Have you ever found it difficult to get to church consistently, let alone actively engage with God when you’re there? While seasons of spiritual dryness can be a normal part of the Christian experience, worshipping with other believers is a vital and enriching part of our ongoing discipleship and faith development.
The importance of worshipping together
The practice of ‘worship’ is more than just a weekly routine or Sunday ritual. It is any time we gather with other believers with the intention to meet with God Himself. (Ps 42:2) Historically speaking, regularly gathering with other believers to worship God has been a key rhythm of Christian life and faith for more than two thousand years. And while the expressions of gathered Christian worship throughout history – and still today – are culturally, theologically, experientially and philosophically diverse, worshipping God together remains an important part of Christian discipleship and of healthy Christian communities around the world.
The historical precedent for gathering with other believers to worship God is more than just “tradition”, it is affirmed by Scripture. Gathered worship is an assumed part of the life of the Christian communities when the Apostle Paul provides instructions for harmonious and ordered worship in 1 Timothy 2 and 1 Corinthians 14.
Worshipping God together is one way that believers are strengthened and encouraged to persevere in the faith, which is why the writer to the Hebrews instructed that the believers should “not give up meeting together, as some are in the habit of doing” (Hebrews 10:25a).
Because we have been made in God’s image, the nature of the Trinity reveals the essentially relational nature of our lives. Worshipping God together in community and relationship honours and reflects the relational nature of God in us. It also affirms the truth Paul describes in 1 Corinthians 12, that all of the parts of the Body of Christ need to work together in order for the Body to be healthy and strong. Contextually, looking through the book of 1 Corinthians, working together as the Body includes worshipping together.
Overcoming worship inertia
So if gathering to worship God with other believers is so important, worthwhile and consistent with Biblical instruction and example, why do we often find it so difficult to do? Even if we do continue to worship with other believers regularly, how do we consistently maintain a high level of participation and a sense of expectancy that God will be present and active in the midst of our worshipping community? How do we allow the Holy Spirit to work through our worship gatherings to help shape and form us in the likeness of Christ?

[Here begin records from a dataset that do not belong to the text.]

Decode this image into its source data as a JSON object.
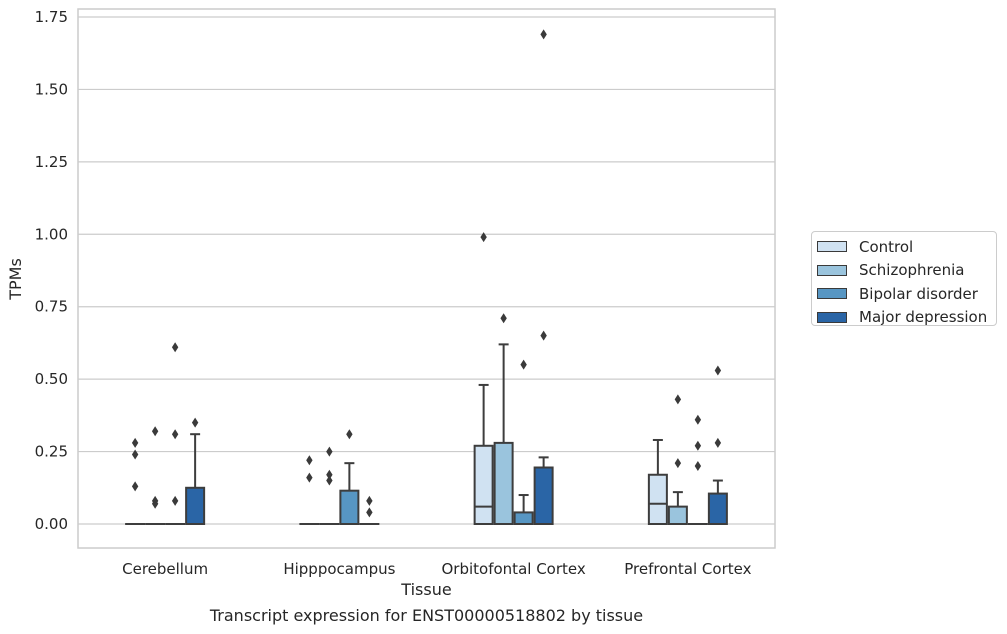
{
  "chart_data": {
    "type": "box",
    "title": "",
    "caption": "Transcript expression for ENST00000518802 by tissue",
    "xlabel": "Tissue",
    "ylabel": "TPMs",
    "ylim": [
      -0.08,
      1.77
    ],
    "yticks": [
      "0.00",
      "0.25",
      "0.50",
      "0.75",
      "1.00",
      "1.25",
      "1.50",
      "1.75"
    ],
    "ytick_values": [
      0,
      0.25,
      0.5,
      0.75,
      1.0,
      1.25,
      1.5,
      1.75
    ],
    "grid": "horizontal",
    "legend_position": "right",
    "categories": [
      "Cerebellum",
      "Hipppocampus",
      "Orbitofontal Cortex",
      "Prefrontal Cortex"
    ],
    "series": [
      {
        "name": "Control",
        "color": "#d0e2f2",
        "boxes": [
          {
            "q1": 0,
            "median": 0,
            "q3": 0,
            "whisker_low": 0,
            "whisker_high": 0,
            "outliers": [
              0.28,
              0.24,
              0.13
            ]
          },
          {
            "q1": 0,
            "median": 0,
            "q3": 0,
            "whisker_low": 0,
            "whisker_high": 0,
            "outliers": [
              0.22,
              0.16
            ]
          },
          {
            "q1": 0,
            "median": 0.06,
            "q3": 0.27,
            "whisker_low": 0,
            "whisker_high": 0.48,
            "outliers": [
              0.99
            ]
          },
          {
            "q1": 0,
            "median": 0.07,
            "q3": 0.17,
            "whisker_low": 0,
            "whisker_high": 0.29,
            "outliers": []
          }
        ]
      },
      {
        "name": "Schizophrenia",
        "color": "#9ac4dd",
        "boxes": [
          {
            "q1": 0,
            "median": 0,
            "q3": 0,
            "whisker_low": 0,
            "whisker_high": 0,
            "outliers": [
              0.32,
              0.08,
              0.07
            ]
          },
          {
            "q1": 0,
            "median": 0,
            "q3": 0,
            "whisker_low": 0,
            "whisker_high": 0,
            "outliers": [
              0.25,
              0.17,
              0.15
            ]
          },
          {
            "q1": 0,
            "median": 0,
            "q3": 0.28,
            "whisker_low": 0,
            "whisker_high": 0.62,
            "outliers": [
              0.71
            ]
          },
          {
            "q1": 0,
            "median": 0,
            "q3": 0.06,
            "whisker_low": 0,
            "whisker_high": 0.11,
            "outliers": [
              0.43,
              0.21
            ]
          }
        ]
      },
      {
        "name": "Bipolar disorder",
        "color": "#5796c3",
        "boxes": [
          {
            "q1": 0,
            "median": 0,
            "q3": 0,
            "whisker_low": 0,
            "whisker_high": 0,
            "outliers": [
              0.61,
              0.31,
              0.08
            ]
          },
          {
            "q1": 0,
            "median": 0,
            "q3": 0.115,
            "whisker_low": 0,
            "whisker_high": 0.21,
            "outliers": [
              0.31
            ]
          },
          {
            "q1": 0,
            "median": 0,
            "q3": 0.04,
            "whisker_low": 0,
            "whisker_high": 0.1,
            "outliers": [
              0.55
            ]
          },
          {
            "q1": 0,
            "median": 0,
            "q3": 0,
            "whisker_low": 0,
            "whisker_high": 0,
            "outliers": [
              0.36,
              0.27,
              0.2
            ]
          }
        ]
      },
      {
        "name": "Major depression",
        "color": "#2a65a6",
        "boxes": [
          {
            "q1": 0,
            "median": 0,
            "q3": 0.125,
            "whisker_low": 0,
            "whisker_high": 0.31,
            "outliers": [
              0.35
            ]
          },
          {
            "q1": 0,
            "median": 0,
            "q3": 0,
            "whisker_low": 0,
            "whisker_high": 0,
            "outliers": [
              0.08,
              0.04
            ]
          },
          {
            "q1": 0,
            "median": 0,
            "q3": 0.195,
            "whisker_low": 0,
            "whisker_high": 0.23,
            "outliers": [
              1.69,
              0.65
            ]
          },
          {
            "q1": 0,
            "median": 0,
            "q3": 0.105,
            "whisker_low": 0,
            "whisker_high": 0.15,
            "outliers": [
              0.53,
              0.28
            ]
          }
        ]
      }
    ]
  }
}
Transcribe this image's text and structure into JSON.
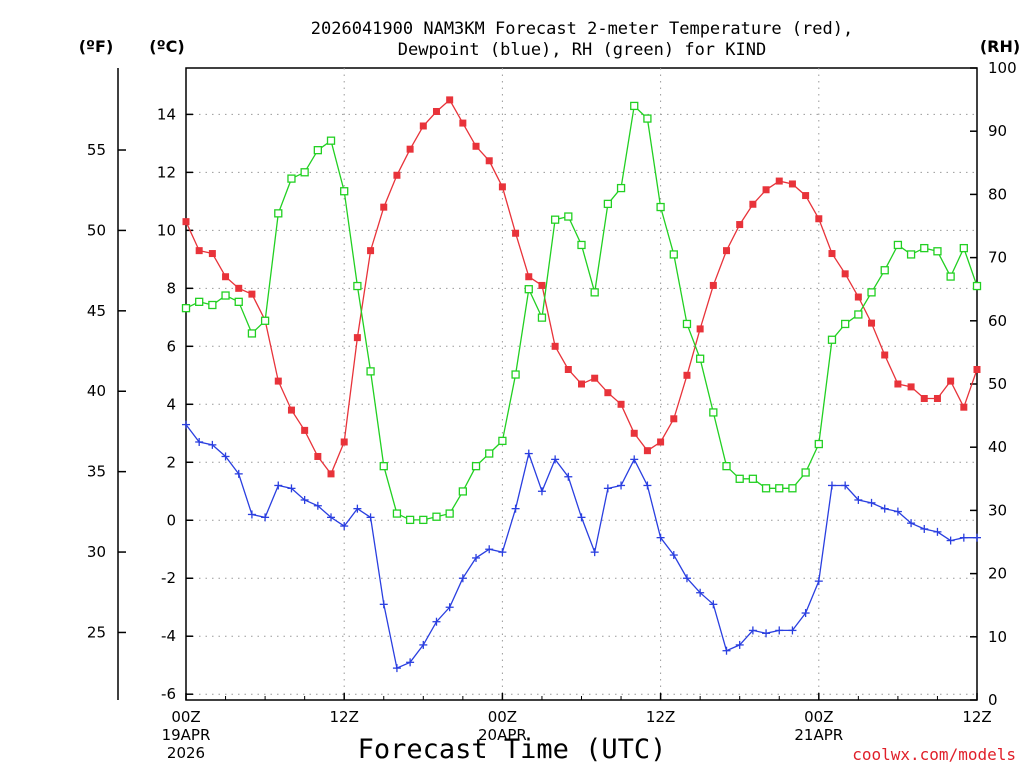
{
  "title_line1": "2026041900 NAM3KM Forecast 2-meter Temperature (red),",
  "title_line2": "Dewpoint (blue), RH (green) for KIND",
  "unit_f": "(ºF)",
  "unit_c": "(ºC)",
  "unit_rh": "(RH)",
  "credit": "coolwx.com/models",
  "colors": {
    "temperature": "#e8333a",
    "dewpoint": "#2a3fe0",
    "rh": "#22d022",
    "credit": "#e0202a",
    "grid": "#9a9a9a"
  },
  "chart_data": {
    "type": "line",
    "title": "2026041900 NAM3KM Forecast 2-meter Temperature (red), Dewpoint (blue), RH (green) for KIND",
    "xlabel": "Forecast Time (UTC)",
    "ylabel_left_f": "(ºF)",
    "ylabel_left_c": "(ºC)",
    "ylabel_right": "(RH)",
    "x_unit": "forecast hour",
    "xlim": [
      0,
      60
    ],
    "ylim_c": [
      -6.2,
      15.6
    ],
    "ylim_rh": [
      0,
      100
    ],
    "ylim_f": [
      20.8,
      60.1
    ],
    "celsius_ticks": [
      "-6",
      "-4",
      "-2",
      "0",
      "2",
      "4",
      "6",
      "8",
      "10",
      "12",
      "14"
    ],
    "fahrenheit_ticks": [
      "25",
      "30",
      "35",
      "40",
      "45",
      "50",
      "55"
    ],
    "rh_ticks": [
      "0",
      "10",
      "20",
      "30",
      "40",
      "50",
      "60",
      "70",
      "80",
      "90",
      "100"
    ],
    "x_ticks": [
      {
        "hour": 0,
        "lines": [
          "00Z",
          "19APR",
          "2026"
        ]
      },
      {
        "hour": 12,
        "lines": [
          "12Z"
        ]
      },
      {
        "hour": 24,
        "lines": [
          "00Z",
          "20APR"
        ]
      },
      {
        "hour": 36,
        "lines": [
          "12Z"
        ]
      },
      {
        "hour": 48,
        "lines": [
          "00Z",
          "21APR"
        ]
      },
      {
        "hour": 60,
        "lines": [
          "12Z"
        ]
      }
    ],
    "grid": true,
    "series": [
      {
        "name": "2-meter Temperature",
        "unit": "C",
        "color": "red",
        "marker": "filled-square",
        "x": [
          0,
          1,
          2,
          3,
          4,
          5,
          6,
          7,
          8,
          9,
          10,
          11,
          12,
          13,
          14,
          15,
          16,
          17,
          18,
          19,
          20,
          21,
          22,
          23,
          24,
          25,
          26,
          27,
          28,
          29,
          30,
          31,
          32,
          33,
          34,
          35,
          36,
          37,
          38,
          39,
          40,
          41,
          42,
          43,
          44,
          45,
          46,
          47,
          48,
          49,
          50,
          51,
          52,
          53,
          54,
          55,
          56,
          57,
          58,
          59,
          60
        ],
        "values": [
          10.3,
          9.3,
          9.2,
          8.4,
          8.0,
          7.8,
          6.9,
          4.8,
          3.8,
          3.1,
          2.2,
          1.6,
          2.7,
          6.3,
          9.3,
          10.8,
          11.9,
          12.8,
          13.6,
          14.1,
          14.5,
          13.7,
          12.9,
          12.4,
          11.5,
          9.9,
          8.4,
          8.1,
          6.0,
          5.2,
          4.7,
          4.9,
          4.4,
          4.0,
          3.0,
          2.4,
          2.7,
          3.5,
          5.0,
          6.6,
          8.1,
          9.3,
          10.2,
          10.9,
          11.4,
          11.7,
          11.6,
          11.2,
          10.4,
          9.2,
          8.5,
          7.7,
          6.8,
          5.7,
          4.7,
          4.6,
          4.2,
          4.2,
          4.8,
          3.9,
          5.2
        ]
      },
      {
        "name": "Dewpoint",
        "unit": "C",
        "color": "blue",
        "marker": "plus",
        "x": [
          0,
          1,
          2,
          3,
          4,
          5,
          6,
          7,
          8,
          9,
          10,
          11,
          12,
          13,
          14,
          15,
          16,
          17,
          18,
          19,
          20,
          21,
          22,
          23,
          24,
          25,
          26,
          27,
          28,
          29,
          30,
          31,
          32,
          33,
          34,
          35,
          36,
          37,
          38,
          39,
          40,
          41,
          42,
          43,
          44,
          45,
          46,
          47,
          48,
          49,
          50,
          51,
          52,
          53,
          54,
          55,
          56,
          57,
          58,
          59,
          60
        ],
        "values": [
          3.3,
          2.7,
          2.6,
          2.2,
          1.6,
          0.2,
          0.1,
          1.2,
          1.1,
          0.7,
          0.5,
          0.1,
          -0.2,
          0.4,
          0.1,
          -2.9,
          -5.1,
          -4.9,
          -4.3,
          -3.5,
          -3.0,
          -2.0,
          -1.3,
          -1.0,
          -1.1,
          0.4,
          2.3,
          1.0,
          2.1,
          1.5,
          0.1,
          -1.1,
          1.1,
          1.2,
          2.1,
          1.2,
          -0.6,
          -1.2,
          -2.0,
          -2.5,
          -2.9,
          -4.5,
          -4.3,
          -3.8,
          -3.9,
          -3.8,
          -3.8,
          -3.2,
          -2.1,
          1.2,
          1.2,
          0.7,
          0.6,
          0.4,
          0.3,
          -0.1,
          -0.3,
          -0.4,
          -0.7,
          -0.6,
          -0.6
        ]
      },
      {
        "name": "Relative Humidity",
        "unit": "%",
        "color": "green",
        "marker": "open-square",
        "x": [
          0,
          1,
          2,
          3,
          4,
          5,
          6,
          7,
          8,
          9,
          10,
          11,
          12,
          13,
          14,
          15,
          16,
          17,
          18,
          19,
          20,
          21,
          22,
          23,
          24,
          25,
          26,
          27,
          28,
          29,
          30,
          31,
          32,
          33,
          34,
          35,
          36,
          37,
          38,
          39,
          40,
          41,
          42,
          43,
          44,
          45,
          46,
          47,
          48,
          49,
          50,
          51,
          52,
          53,
          54,
          55,
          56,
          57,
          58,
          59,
          60
        ],
        "values": [
          62,
          63,
          62.5,
          64,
          63,
          58,
          60,
          77,
          82.5,
          83.5,
          87,
          88.5,
          80.5,
          65.5,
          52,
          37,
          29.5,
          28.5,
          28.5,
          29,
          29.5,
          33,
          37,
          39,
          41,
          51.5,
          65,
          60.5,
          76,
          76.5,
          72,
          64.5,
          78.5,
          81,
          94,
          92,
          78,
          70.5,
          59.5,
          54,
          45.5,
          37,
          35,
          35,
          33.5,
          33.5,
          33.5,
          36,
          40.5,
          57,
          59.5,
          61,
          64.5,
          68,
          72,
          70.5,
          71.5,
          71,
          67,
          71.5,
          65.5
        ]
      }
    ]
  }
}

While there are multiple factors that can influence our attitudes and habits when it comes to participating in church life, the biggest factor governing our participation and engagement in worship is our choices. No one can make us worship God. To be authentic, worship, like love, must be offered freely. Our own heart attitudes and the decisions we make about worship will directly correlate with the fruitfulness of our experience when we gather to worship with other believers.
So how can we overcome worship inertia and seek to maintain a vital and fruitful experience of worshipping God with other believers each week? We overcome the inertia by preparing ourselves for worship. So many factors around communal worship are out of our control, so instead of trying to change how other people do things, we can only be truly responsible for the state of our own heart before God. Our worship is dependent on two things: God (who is eternally and consistently worthy of our worship) and our personal choice to glorify Him with our words, our prayers, our songs, and with all of our heart, soul, mind and strength.
Seven ways to prepare for worship:
Here are some suggestions for ways that we can help ourselves be consistently engaged in corporate worship in order for it to be a fruitful spiritual discipline over a lifetime of Christian faith:
Know your why for worship. Have a heart conviction about the importance of worshipping with other believers.
Simply go. Make the decision to worship and consistently follow through on your commitment to meeting with God in the context of a community of faith.
Arrive early to church in order to allow yourself the opportunity to fully engage in the narrative of worship. Lateness is a distraction to you and to others and detracts from the communal nature of the worship experience.
Take time before each worship service to slow your heart and mind from the busyness of the week. Allow yourself to be fully present in heart and mind to what God wants to say to you and do through you.
Offering a “sacrifice of praise” (Heb 13:15) might mean being willing to forego your personal preferences to engage with God and worship Him anyway.
Make a decision to grow by applying what you hear, see, feel, learn and experience throughout the worship gathering into your everyday life. Ask the Holy Spirit to help you discern how to do this.
Your worship is obviously not limited to the songs, prayers and practices of the worship gathering. You overflow worship when your gratitude and praise toward God becomes a blessing to others through loving service, humble generosity and active concern for the welfare of other people.
As we genuinely engage with God and others in worship, and see this as a fruitful spiritual discipline that is helping us grow in faith and Christlikeness, we will continue to seek and see God’s presence. Because our natural inclinations and cultural conditioning can lead us toward consuming church rather than being the church, a little bit of preparation can go a long way toward helping our experience of gathered worship continue to be a vital part of our discipleship.